Of course.. people never stopped. Anyone using Wordpress, for instance, will almost certainly require developers to use FTP. For most shared hosts, FTP is the default (if not only) available method for getting files on and off of the server (and yes, people still use shared hosting as well.) I would even venture to guess that "Save in Notepad, FTP to live server and F5 to see if it worked" is still the most common web development workflow in existence.
I recently read a blog post of a guy who started coding on a cloud VM using an iOS SSH app + bluetooth keyboard. He never stopped. The setup forces you to only work with SSH and eliminates distractions.

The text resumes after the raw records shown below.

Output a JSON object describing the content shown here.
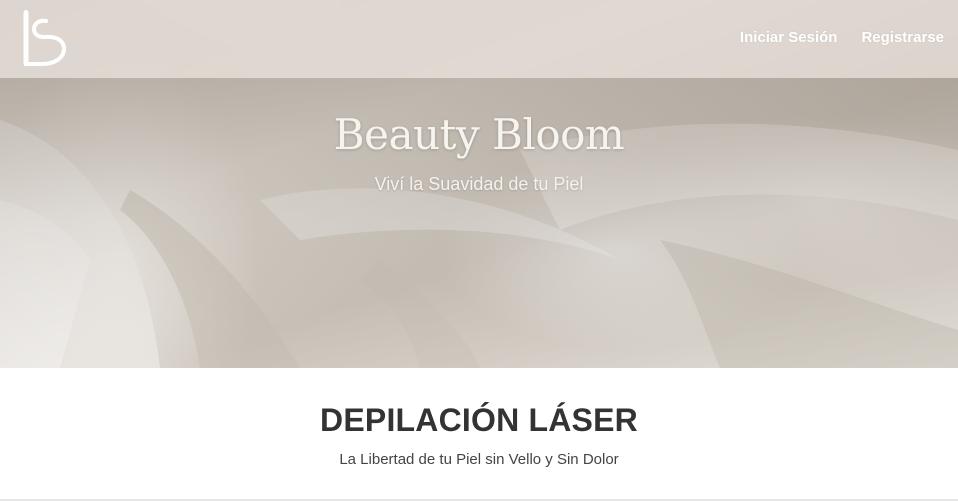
{
  "brand": {
    "logo_icon": "bs-monogram-icon"
  },
  "nav": {
    "login_label": "Iniciar Sesión",
    "register_label": "Registrarse"
  },
  "hero": {
    "title": "Beauty Bloom",
    "subtitle": "Viví la Suavidad de tu Piel"
  },
  "section": {
    "title": "DEPILACIÓN LÁSER",
    "subtitle": "La Libertad de tu Piel sin Vello y Sin Dolor"
  },
  "colors": {
    "nav_background": "#ded6d0",
    "hero_text": "#f7f4f0",
    "heading_text": "#333333",
    "body_text": "#444444"
  }
}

I've read it a while ago. Of course if you only use command-line editors, it's nice. But some people prefer Sublime or other graphical editors.
I can't believe how few people mentioned mosh. I work on remote boxes "across the pond" all the time and it makes a huge difference. Laptop going to standby, VPN dropping, slow connection, all handled perfectly.

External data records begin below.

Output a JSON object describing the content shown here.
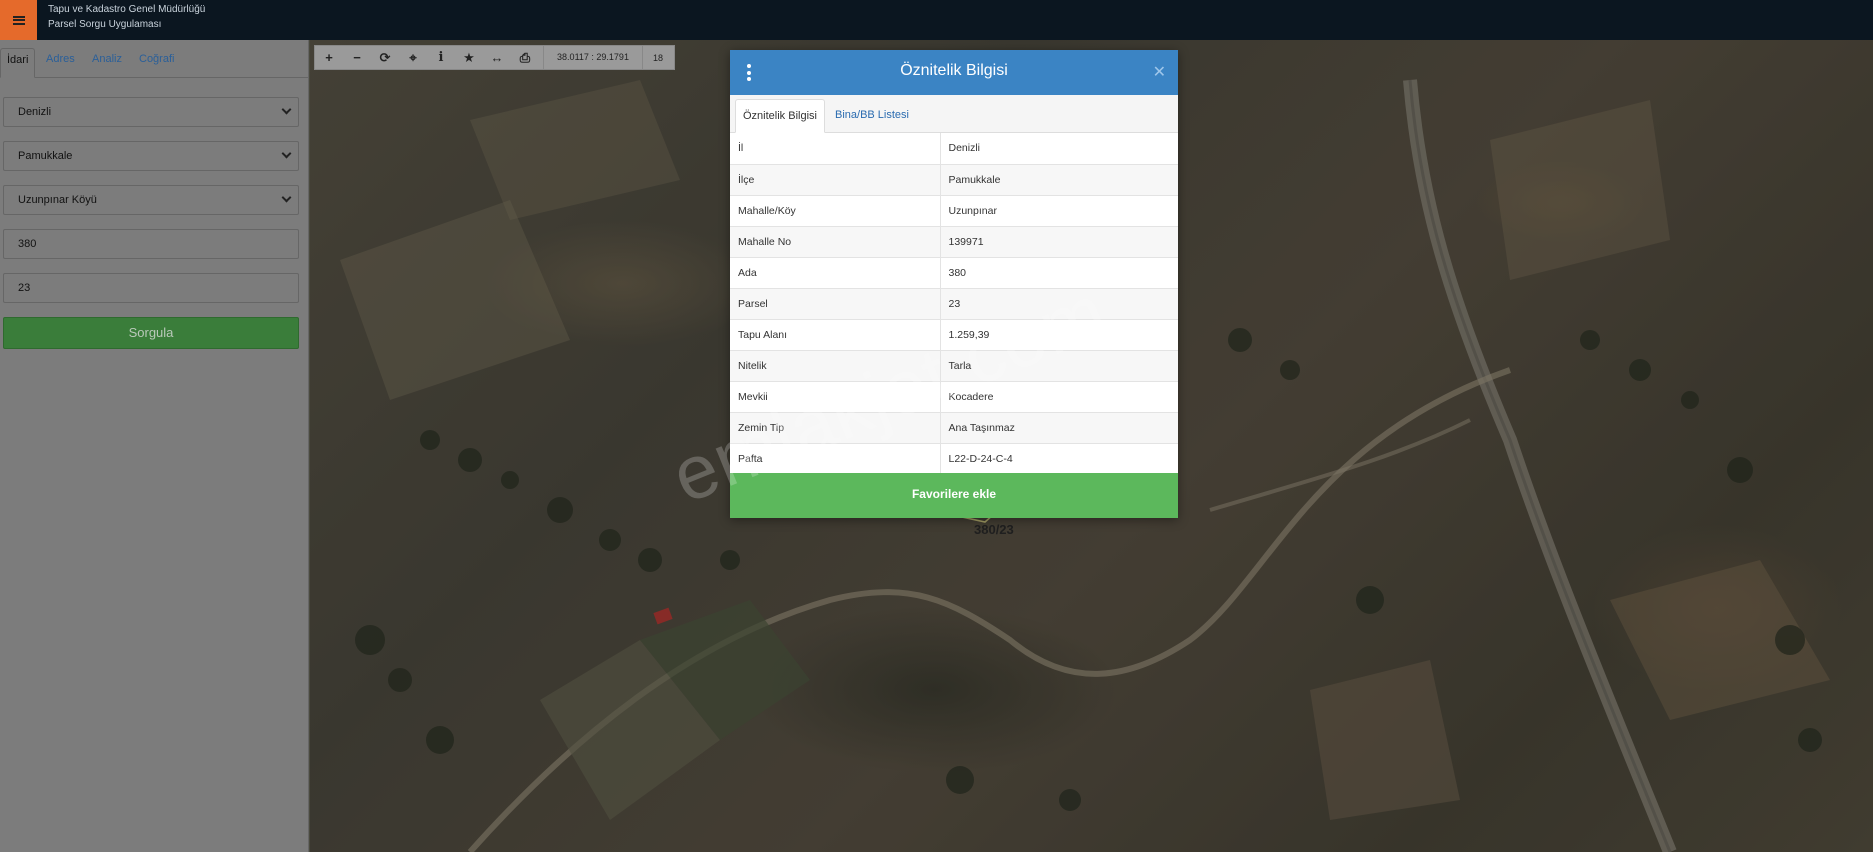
{
  "header": {
    "org_name": "Tapu ve Kadastro Genel Müdürlüğü",
    "app_name": "Parsel Sorgu Uygulaması",
    "menu_icon": "hamburger-icon",
    "accent_color": "#e56a2b"
  },
  "sidebar": {
    "tabs": [
      {
        "label": "İdari",
        "active": true
      },
      {
        "label": "Adres",
        "active": false
      },
      {
        "label": "Analiz",
        "active": false
      },
      {
        "label": "Coğrafi",
        "active": false
      }
    ],
    "province_select": "Denizli",
    "district_select": "Pamukkale",
    "neighborhood_select": "Uzunpınar Köyü",
    "block_input": "380",
    "parcel_input": "23",
    "query_button": "Sorgula"
  },
  "map_toolbar": {
    "tools": [
      "plus-icon",
      "minus-icon",
      "refresh-icon",
      "locate-icon",
      "info-icon",
      "star-icon",
      "measure-icon",
      "print-icon"
    ],
    "coordinates": "38.0117 : 29.1791",
    "zoom_level": "18"
  },
  "map": {
    "parcel_label": "380/23",
    "watermark": "emlakjet.com"
  },
  "modal": {
    "title": "Öznitelik Bilgisi",
    "tabs": [
      "Öznitelik Bilgisi",
      "Bina/BB Listesi"
    ],
    "rows": [
      {
        "key": "İl",
        "value": "Denizli"
      },
      {
        "key": "İlçe",
        "value": "Pamukkale"
      },
      {
        "key": "Mahalle/Köy",
        "value": "Uzunpınar"
      },
      {
        "key": "Mahalle No",
        "value": "139971"
      },
      {
        "key": "Ada",
        "value": "380"
      },
      {
        "key": "Parsel",
        "value": "23"
      },
      {
        "key": "Tapu Alanı",
        "value": "1.259,39"
      },
      {
        "key": "Nitelik",
        "value": "Tarla"
      },
      {
        "key": "Mevkii",
        "value": "Kocadere"
      },
      {
        "key": "Zemin Tip",
        "value": "Ana Taşınmaz"
      },
      {
        "key": "Pafta",
        "value": "L22-D-24-C-4"
      }
    ],
    "favorite_button": "Favorilere ekle",
    "header_color": "#3b84c4",
    "button_color": "#5cb85c"
  }
}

It's "smarter" than sshfs/fuse, because tramp understands which files are remote, and which are local.
[1] https://stackoverflow.com/questions/15958056/how-to-use-subl...
- Sometimes I mount the remote servers file system locally over SSH (sshfs) so I can use my local development environment. I generally do this when I have more complex projects (eg quantity of files) and there's some prerequisites defined on the server (ie it's easier to develop on the server than it is to mimic the set up on my local machine)
- Sometimes I use tmux and vanilla vi / vim (I don't generally bother with plugins / config for editors so I don't miss them when jumping onto new systems). I generally only do this if it's small changes though. The kind of situation where it would be quicker to SSH in and make a few edits than it would be to follow a stricter development and deployment model.
- Sometimes I develop locally and then push the changes remotely (usually using rsync, scp, git). This is usually for new projects and where there aren't prerequisites specific to the remote host.
My preferred development model would be 1 (as it's ridiculously lazy), then 3 (as it better follows sane development and deployment models). But sometimes a job simply requires you to make quick edits via vi; and thankfully I feel as at home in vi as I do with most GUI text editors.
Just to add, there's only two config files I ever need to worry about:
.tmux.conf which I only put on a small handful of development machines where I'd like detachable sessions from multiple client (eg home/work/etc). But generally I will run tmux locally.
env_servers which is an epic environment script (like .bashrc) that I can call in as and when and it has a whole stack of aliases, functions and such like optimize my workflow. I've also set up an alias on my local machine to auto scp my env_servers script to any server I SSH into. Thus keeping env_servers available and up-to-date.
In particular, the Twelve Factor App (http://12factor.net/) (by the founder of Heroku) had a big impact in my thinking of how to remotely deploy and administer. In particular "1. One codebase tracked in revision control, many deploys" and "X. Keep development, staging, and production as similar as possible". Note that these approaches are applicable to any hosting provider and technology.
Now, there are times (especially when you're debugging a breakdown in dev/prod parity) where it is enormously helpful to ssh into a remote machine. But I would endeavor to minimize those occurrences.
No need for dotfiles or tools on the remote.
SSH into the box, checkout my dotfiles from github (or SCP them), edit text files with emacs, or whatever else I have to do.
Supports full directory synchronization, has a nice UI and can be installed on a flash drive.
Depends on project, if it is JavaEE app, or Android, then you're screwed and might as well work on a local version, because you need IntelliJ.